Last week financial
press had two interesting articles about economic effects of declining
populations. FT mentioned a paper by Masaaki Shirakawa, former governor of BoJ,
where he claims that decline in a country’s working age population leads to
deflation. Older people spend less than the young, and take less debt. As a
result, domestic demand falls and deflationary pressures build. This is where
the second article picks up. A research paper quoted in Reuters claimed that
monetary policy becomes less effective as societies age. Older people save
more, borrow less and therefore are less sensitive to interest rate changes
than the young.

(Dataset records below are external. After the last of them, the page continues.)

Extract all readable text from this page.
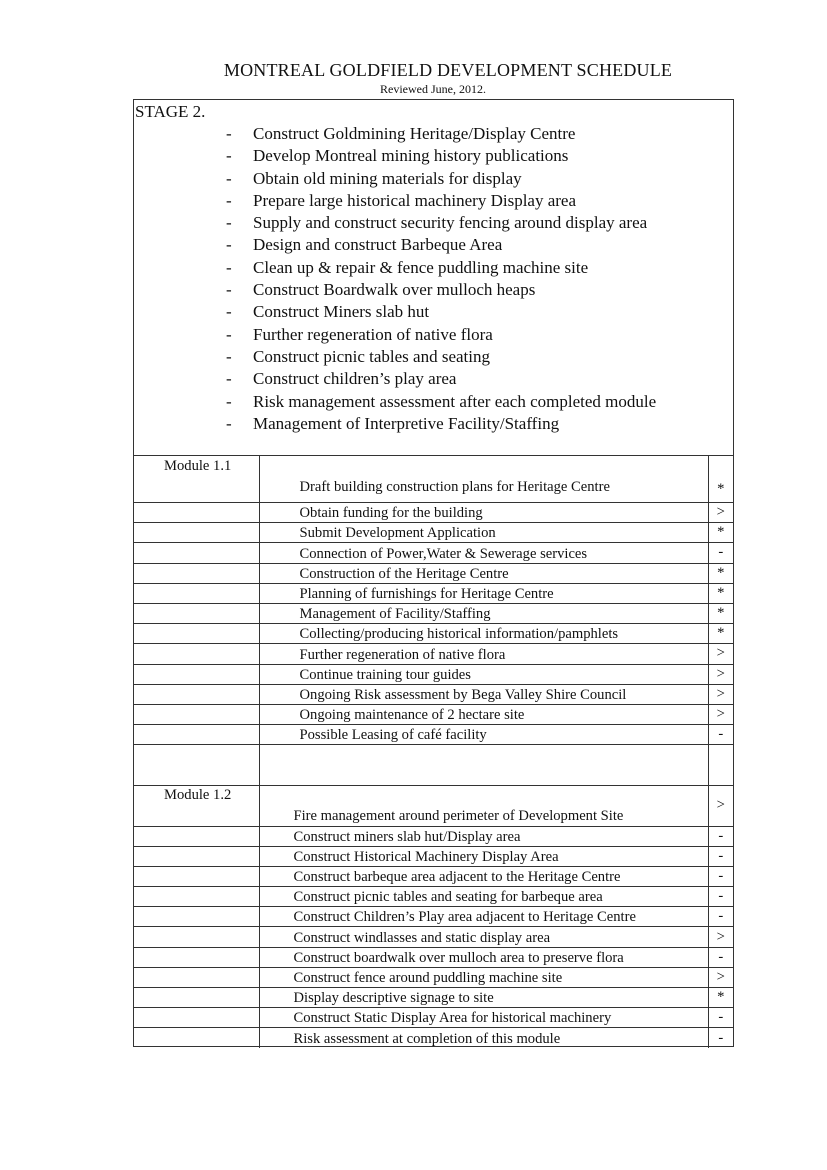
MONTREAL GOLDFIELD DEVELOPMENT SCHEDULE
Reviewed June, 2012.
STAGE 2.
- Construct Goldmining Heritage/Display Centre
- Develop Montreal mining history publications
- Obtain old mining materials for display
- Prepare large historical machinery Display area
- Supply and construct security fencing around display area
- Design and construct Barbeque Area
- Clean up & repair & fence puddling machine site
- Construct Boardwalk over mulloch heaps
- Construct Miners slab hut
- Further regeneration of native flora
- Construct picnic tables and seating
- Construct children’s play area
- Risk management assessment after each completed module
- Management of Interpretive Facility/Staffing
Module 1.1	Draft building construction plans for Heritage Centre	*
	Obtain funding for the building	>
	Submit Development Application	*
	Connection of Power,Water & Sewerage services	-
	Construction of the Heritage Centre	*
	Planning of furnishings for Heritage Centre	*
	Management of Facility/Staffing	*
	Collecting/producing historical information/pamphlets	*
	Further regeneration of native flora	>
	Continue training tour guides	>
	Ongoing Risk assessment by Bega Valley Shire Council	>
	Ongoing maintenance of 2 hectare site	>
	Possible Leasing of café facility	-

Module 1.2	Fire management around perimeter of Development Site	>
	Construct miners slab hut/Display area	-
	Construct Historical Machinery Display Area	-
	Construct barbeque area adjacent to the Heritage Centre	-
	Construct picnic tables and seating for barbeque area	-
	Construct Children’s Play area adjacent to Heritage Centre	-
	Construct windlasses and static display area	>
	Construct boardwalk over mulloch area to preserve flora	-
	Construct fence around puddling machine site	>
	Display descriptive signage to site	*
	Construct Static Display Area for historical machinery	-
	Risk assessment at completion of this module	-
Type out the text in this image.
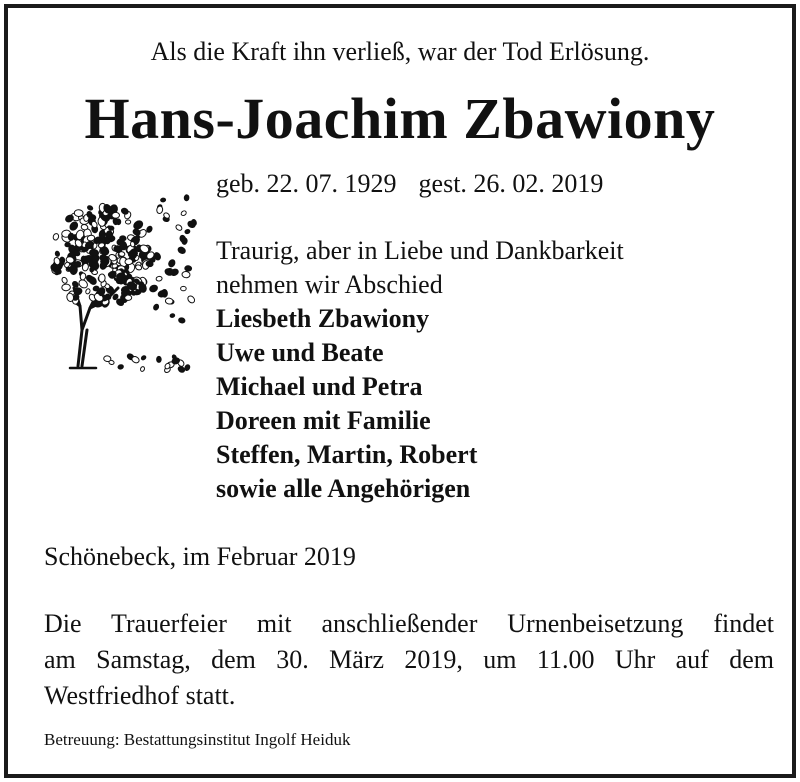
Als die Kraft ihn verließ, war der Tod Erlösung.
Hans-Joachim Zbawiony
geb. 22. 07. 1929 gest. 26. 02. 2019
Traurig, aber in Liebe und Dankbarkeit
nehmen wir Abschied
Liesbeth Zbawiony
Uwe und Beate
Michael und Petra
Doreen mit Familie
Steffen, Martin, Robert
sowie alle Angehörigen
Schönebeck, im Februar 2019
Die Trauerfeier mit anschließender Urnenbeisetzung findet
am Samstag, dem 30. März 2019, um 11.00 Uhr auf dem
Westfriedhof statt.
Betreuung: Bestattungsinstitut Ingolf Heiduk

Therefore, as societies age, central banks have to pull harder
to achieve the same end results.
Central banks in
ageing western (and some Asian) countries are already doing that. Policy rates
are at historic low and for historic long. QE, a different version of the same
concept of cheaper debt, also has no end in sight. The effect is higher
investment flows leading to asset price inflation, and potentially a bubble
somewhere. That somewhere may well be developing markets. Huge amount of hot
money inflow is having destabilizing effect in these countries. Asset price
inflation with possible asset bubble is one such effect. Higher interest rate volatility
and market uncertainty are others.
The second
observation of fall in domestic demand in ageing countries also suggests that these
economies may need to be rebalanced away from credit fueled domestic
consumption. Then, fiscal policies become more important for economic growth. Also,
deflation may only be a mechanism to shrink industry down to demand level.
Then, central banks might want to rethink their stance of fighting deflation by
all means. Net conclusion – rethink current monetary policies.